Fight to the Finish (First to Fight #3)(48)
“Thanks, man.” He rubbed at the back of his neck, his dark face flushed with embarrassment. “She just . . . wouldn’t leave.”
Graham clapped the man on the shoulder and shook a little. “I know you wanted to be nice about it, and you’re not the kind of guy who takes pleasure in hurting someone’s feelings. But with that one, you can’t be subtle. We’ve all tried it, and it doesn’t work. Be firm next time. ‘Sorry, Nikki, I don’t want to lead you on. I’m not interested.’”
“Easy for you to say,” he muttered, looking down at shoes. “She doesn’t hit on you.”
Probably because she realized from the start it was a lost cause. She’d chosen the younger guys to work on more. She was a viper.
“You’ve done your duty, so you won’t be in the gym alone again anytime soon. Stick in groups. Do as the antelope do and form a herd against the lion.” Or rather, lioness.
That made the younger man laugh, and he went back to sit down. Graham sat nearby, playing on his phone a little, debating texting Kara and leaving her a message for when she checked her phone between classes.
When Coach Cartwright entered fifteen minutes later, he walked straight for them instead of heading to the coaching office. “Either of you boys drive a blue Camry?”
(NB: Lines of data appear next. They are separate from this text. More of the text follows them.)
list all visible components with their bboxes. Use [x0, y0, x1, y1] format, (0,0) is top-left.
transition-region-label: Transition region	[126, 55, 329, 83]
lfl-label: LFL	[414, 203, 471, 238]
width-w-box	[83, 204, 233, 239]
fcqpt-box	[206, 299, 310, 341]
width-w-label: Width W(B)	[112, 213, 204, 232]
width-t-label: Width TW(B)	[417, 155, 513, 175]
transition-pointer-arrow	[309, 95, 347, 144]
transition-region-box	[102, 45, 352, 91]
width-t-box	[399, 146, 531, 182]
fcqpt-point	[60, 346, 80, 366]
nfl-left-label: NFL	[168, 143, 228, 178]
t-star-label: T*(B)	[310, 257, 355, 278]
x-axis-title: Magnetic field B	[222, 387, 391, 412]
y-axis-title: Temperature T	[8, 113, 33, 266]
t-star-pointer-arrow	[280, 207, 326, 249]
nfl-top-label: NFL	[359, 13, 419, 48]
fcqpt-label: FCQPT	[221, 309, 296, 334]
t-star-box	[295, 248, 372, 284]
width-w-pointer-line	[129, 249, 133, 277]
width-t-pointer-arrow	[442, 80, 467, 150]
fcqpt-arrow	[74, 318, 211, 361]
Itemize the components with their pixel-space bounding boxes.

“Yeah, me.” Graham reached for his bag, automatically digging for his keys. “I didn’t do something stupid like leave my dome light on, did I?”
“No . . . that’s not the problem.” The man’s grim face said it all. “Better come check it out.”
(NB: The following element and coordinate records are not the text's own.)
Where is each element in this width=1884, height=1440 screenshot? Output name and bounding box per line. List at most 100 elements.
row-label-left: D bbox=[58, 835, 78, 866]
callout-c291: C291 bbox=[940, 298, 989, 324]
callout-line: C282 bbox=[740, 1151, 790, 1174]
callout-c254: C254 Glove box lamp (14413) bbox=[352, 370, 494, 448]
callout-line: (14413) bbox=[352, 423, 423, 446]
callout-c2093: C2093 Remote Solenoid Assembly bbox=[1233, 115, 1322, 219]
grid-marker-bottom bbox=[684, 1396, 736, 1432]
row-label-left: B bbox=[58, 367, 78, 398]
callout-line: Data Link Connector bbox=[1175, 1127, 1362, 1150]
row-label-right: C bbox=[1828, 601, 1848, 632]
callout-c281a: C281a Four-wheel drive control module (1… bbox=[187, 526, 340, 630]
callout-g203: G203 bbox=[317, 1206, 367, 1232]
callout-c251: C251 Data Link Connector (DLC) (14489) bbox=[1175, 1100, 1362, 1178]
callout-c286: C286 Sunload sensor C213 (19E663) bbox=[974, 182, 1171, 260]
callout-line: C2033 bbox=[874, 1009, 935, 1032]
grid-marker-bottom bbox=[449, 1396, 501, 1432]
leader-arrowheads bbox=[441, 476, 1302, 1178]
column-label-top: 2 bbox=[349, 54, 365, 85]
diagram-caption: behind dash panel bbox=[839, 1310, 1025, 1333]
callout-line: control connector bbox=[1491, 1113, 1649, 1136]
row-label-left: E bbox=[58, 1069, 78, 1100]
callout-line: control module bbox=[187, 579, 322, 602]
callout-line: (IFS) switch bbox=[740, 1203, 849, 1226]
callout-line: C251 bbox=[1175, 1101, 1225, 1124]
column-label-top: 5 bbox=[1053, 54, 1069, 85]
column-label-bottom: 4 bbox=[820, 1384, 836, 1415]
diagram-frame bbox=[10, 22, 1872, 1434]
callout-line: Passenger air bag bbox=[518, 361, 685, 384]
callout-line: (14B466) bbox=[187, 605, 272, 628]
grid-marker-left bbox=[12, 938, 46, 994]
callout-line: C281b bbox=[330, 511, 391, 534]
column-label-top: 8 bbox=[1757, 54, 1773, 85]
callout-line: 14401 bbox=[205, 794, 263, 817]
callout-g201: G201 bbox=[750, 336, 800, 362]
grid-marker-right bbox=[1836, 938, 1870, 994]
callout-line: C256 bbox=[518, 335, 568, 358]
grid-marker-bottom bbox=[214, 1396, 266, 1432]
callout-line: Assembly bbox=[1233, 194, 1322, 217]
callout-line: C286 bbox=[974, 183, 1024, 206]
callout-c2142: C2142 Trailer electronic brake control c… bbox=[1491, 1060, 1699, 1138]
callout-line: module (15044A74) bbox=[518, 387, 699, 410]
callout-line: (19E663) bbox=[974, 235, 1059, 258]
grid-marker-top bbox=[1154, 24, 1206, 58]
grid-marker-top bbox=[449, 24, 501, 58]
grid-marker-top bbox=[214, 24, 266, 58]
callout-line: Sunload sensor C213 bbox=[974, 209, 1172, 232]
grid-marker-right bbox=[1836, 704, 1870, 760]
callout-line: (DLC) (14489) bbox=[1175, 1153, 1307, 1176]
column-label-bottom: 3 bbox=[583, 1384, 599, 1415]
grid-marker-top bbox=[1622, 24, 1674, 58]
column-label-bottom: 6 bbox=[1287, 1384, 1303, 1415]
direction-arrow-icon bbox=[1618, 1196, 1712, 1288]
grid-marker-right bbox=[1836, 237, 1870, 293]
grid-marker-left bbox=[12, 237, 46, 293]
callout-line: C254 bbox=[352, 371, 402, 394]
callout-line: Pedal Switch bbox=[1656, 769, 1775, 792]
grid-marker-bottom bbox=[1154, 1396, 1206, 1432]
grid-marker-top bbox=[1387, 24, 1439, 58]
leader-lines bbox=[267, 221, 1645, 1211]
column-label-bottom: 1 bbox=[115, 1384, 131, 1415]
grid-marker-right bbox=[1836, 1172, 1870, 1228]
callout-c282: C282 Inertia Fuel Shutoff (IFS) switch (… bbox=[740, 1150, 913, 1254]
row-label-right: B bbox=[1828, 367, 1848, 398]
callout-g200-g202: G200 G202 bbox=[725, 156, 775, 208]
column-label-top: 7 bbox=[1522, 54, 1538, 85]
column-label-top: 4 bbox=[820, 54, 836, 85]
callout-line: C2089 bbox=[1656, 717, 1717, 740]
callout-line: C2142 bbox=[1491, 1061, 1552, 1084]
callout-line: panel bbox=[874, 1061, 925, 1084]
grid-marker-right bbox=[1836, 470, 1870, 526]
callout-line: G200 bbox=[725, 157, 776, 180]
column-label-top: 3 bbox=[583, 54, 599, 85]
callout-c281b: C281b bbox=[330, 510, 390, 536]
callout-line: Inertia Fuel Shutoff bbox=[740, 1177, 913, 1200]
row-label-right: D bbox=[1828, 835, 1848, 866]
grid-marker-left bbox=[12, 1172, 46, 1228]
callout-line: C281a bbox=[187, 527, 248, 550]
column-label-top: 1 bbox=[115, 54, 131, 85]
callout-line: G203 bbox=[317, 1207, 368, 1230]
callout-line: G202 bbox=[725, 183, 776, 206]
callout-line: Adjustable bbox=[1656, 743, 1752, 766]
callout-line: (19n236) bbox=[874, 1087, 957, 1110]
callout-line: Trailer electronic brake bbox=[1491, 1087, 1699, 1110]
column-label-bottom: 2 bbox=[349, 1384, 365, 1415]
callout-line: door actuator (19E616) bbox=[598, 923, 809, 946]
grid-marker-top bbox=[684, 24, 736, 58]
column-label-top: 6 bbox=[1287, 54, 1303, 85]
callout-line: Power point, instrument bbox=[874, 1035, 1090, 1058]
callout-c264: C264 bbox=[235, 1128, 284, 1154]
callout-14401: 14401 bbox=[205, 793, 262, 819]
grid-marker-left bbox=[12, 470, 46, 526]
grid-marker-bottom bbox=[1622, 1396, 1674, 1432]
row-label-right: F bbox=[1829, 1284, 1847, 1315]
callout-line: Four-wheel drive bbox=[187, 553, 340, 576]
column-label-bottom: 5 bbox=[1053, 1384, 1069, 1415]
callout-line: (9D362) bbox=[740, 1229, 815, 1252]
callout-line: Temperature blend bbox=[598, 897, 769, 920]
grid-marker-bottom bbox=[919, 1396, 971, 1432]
Simpson jumped up beside him. “How bad could it be? You haven’t even been here an hour. What . . . oh, shit.”
Yeah. Oh, shit just about covered it.
Wainwright stood, thumbs tucked in the hooks of his jeans. “I’m guessing you didn’t drive here with that brick through your windshield.”
“Son of a bitch.” Graham stood for a moment, shocked to see the brick sticking half in, half out of his windshield. The glass had spiderwebbed across the entire width, but the shatterproof material had kept the brick from going through completely. He looked around, but what the hell did he expect to find? A crazy brick-wielding cartoon villain dancing around the parking lot, waiting to be found and cackling maniacally? Whoever did this threw it and ran like hell. No questions asked.
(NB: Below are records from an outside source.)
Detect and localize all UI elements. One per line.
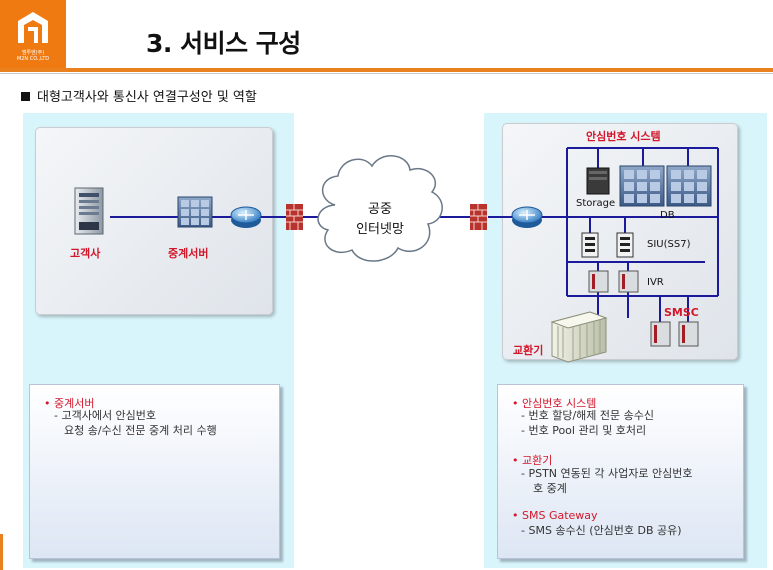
right-bullet-3: • SMS Gateway [512, 509, 598, 522]
right-sub-1-line1: - 번호 할당/해제 전문 송수신 [521, 409, 654, 422]
smsc-server-icon-2 [678, 321, 699, 347]
right-bullet-2: • 교환기 [512, 454, 553, 467]
company-logo: 엠투엔(주) M2N CO.,LTD [0, 0, 66, 68]
db-rack-icon-1 [619, 165, 665, 207]
internet-cloud-icon [317, 155, 443, 262]
siu-server-icon-1 [581, 232, 599, 258]
ivr-server-icon-1 [588, 270, 609, 293]
right-firewall-icon [470, 204, 487, 230]
left-sub-1-line2: 요청 송/수신 전문 중계 처리 수행 [64, 424, 217, 437]
relay-server-icon [177, 196, 213, 228]
subtitle-text: 대형고객사와 통신사 연결구성안 및 역할 [37, 90, 257, 105]
exchange-label: 교환기 [513, 344, 544, 357]
client-label: 고객사 [70, 247, 101, 260]
left-bullet-1: • 중계서버 [44, 397, 95, 410]
logo-mark-icon [18, 12, 48, 43]
right-sub-1-line2: - 번호 Pool 관리 및 호처리 [521, 424, 647, 437]
left-router-icon [230, 206, 262, 228]
system-description-box [497, 384, 744, 559]
ivr-label: IVR [647, 277, 664, 288]
square-bullet-icon [21, 92, 30, 101]
storage-icon [586, 167, 610, 195]
db-label: DB [660, 210, 675, 221]
right-router-icon [511, 206, 543, 228]
left-accent-bar [0, 534, 3, 570]
page-title: 3. 서비스 구성 [146, 29, 301, 58]
section-subtitle: 대형고객사와 통신사 연결구성안 및 역할 [21, 86, 257, 105]
header-divider [0, 68, 773, 72]
relay-server-label: 중계서버 [168, 247, 209, 260]
left-firewall-icon [286, 204, 303, 230]
relay-description-box [29, 384, 280, 559]
right-sub-2-line2: 호 중계 [533, 482, 567, 495]
left-sub-1-line1: - 고객사에서 안심번호 [54, 409, 157, 422]
storage-label: Storage [576, 198, 616, 209]
siu-server-icon-2 [616, 232, 634, 258]
system-bus-lines [566, 147, 719, 322]
right-bullet-1: • 안심번호 시스템 [512, 397, 597, 410]
right-sub-3-line1: - SMS 송수신 (안심번호 DB 공유) [521, 524, 682, 537]
exchange-switch-icon [550, 311, 608, 363]
cloud-label: 공중 인터넷망 [356, 202, 404, 237]
db-rack-icon-2 [666, 165, 712, 207]
logo-text: 엠투엔(주) M2N CO.,LTD [16, 50, 50, 62]
system-title-label: 안심번호 시스템 [586, 130, 661, 143]
siu-label: SIU(SS7) [647, 239, 691, 250]
ivr-server-icon-2 [618, 270, 639, 293]
header-divider-thin [0, 73, 773, 74]
client-server-icon [74, 187, 104, 235]
right-sub-2-line1: - PSTN 연동된 각 사업자로 안심번호 [521, 467, 693, 480]
smsc-server-icon-1 [650, 321, 671, 347]
smsc-label: SMSC [664, 306, 699, 319]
Even as he scanned the parking lot, he noted his car had been the only one to be nailed. Everyone else’s was safe. He walked up to the car, carefully watching his step to avoid stepping on any glass, if there was any. But it looked as though the windshield had done its job.
“Why didn’t it go all the way through? Even with the type of glass it’s made of, you throw a brick hard enough, it would go through. They’re shatter resistant, but not shatterproof.”
“Maybe they lost their grip throwing it,” Simpson suggested.
“Maybe they’re huge pussies and throw like a three-year-old,” Cartwright muttered. “Call the MPs, son,” he told Simpson. “Get in there and grab your personals, Sweeney. Documents and all that junk. Anything you don’t want heading to the mechanic when this bad boy gets towed.”
It was still locked, so he had to use his key fob to unlock it. As he reached for the door handle, he froze. Not only had the f*cker tossed a brick at his car, but he’d been keyed as well. Jagged scrapes ran down the driver’s side. “Son of a bitch. If it’s not one thing . . .”
He gingerly picked around the few shards of glass that had come loose from the now-flimsy window, opening compartments and searching for anything he wouldn’t want to lose. Who the f*ck was crazy enough to throw a brick through—or mostly through—his window? And had it been aimed directly at him, or simply another bit of vandalism for the team in general, with his car being the unlucky one?
The MPs showed up ten minutes later, and Graham resigned himself to missing most of the practice to an interview.
The warmth and happiness from his lunch hour with Kara bled out, and when he was finally able to return to practice, he found himself with anger to burn. It fueled him, kept him fierce, and sent him home to take a cold shower after a ride from Greg.
That ruination of his lunch hour with Kara was the worst of it. Not the cost of a new windshield, not the expense of having to rent a car for a few days while they got around to fixing his windshield. The fact that his day had been tainted with something so stupid, so unproductive, so childish . . . after his perfect moment with her.
CHAPTER
14
Kara stared at her phone, willing it to ring. Then willing herself to stop staring at the phone. This was absolutely pathetic.
But he’d said he would call her later. She knew for a fact the guys were done with practice, as Marianne had posted a selfie of her and Brad at the movie theater, seeing the new romantic comedy, an hour ago.
#truelove.
She scoffed at herself. Now she was thinking in hashtags. Her life was going off the rails.
Zach wandered into the kitchen and started poking around the snack shelf in the pantry. Though she hated the expense, she stocked pre-made, pre-packaged snacks for him there, and he knew he could have what he wanted from that shelf without question. She’d prefer him to grab an apple, but when your son was as skinny as hers, and his diet as limited as his, you accepted calories where you could get them.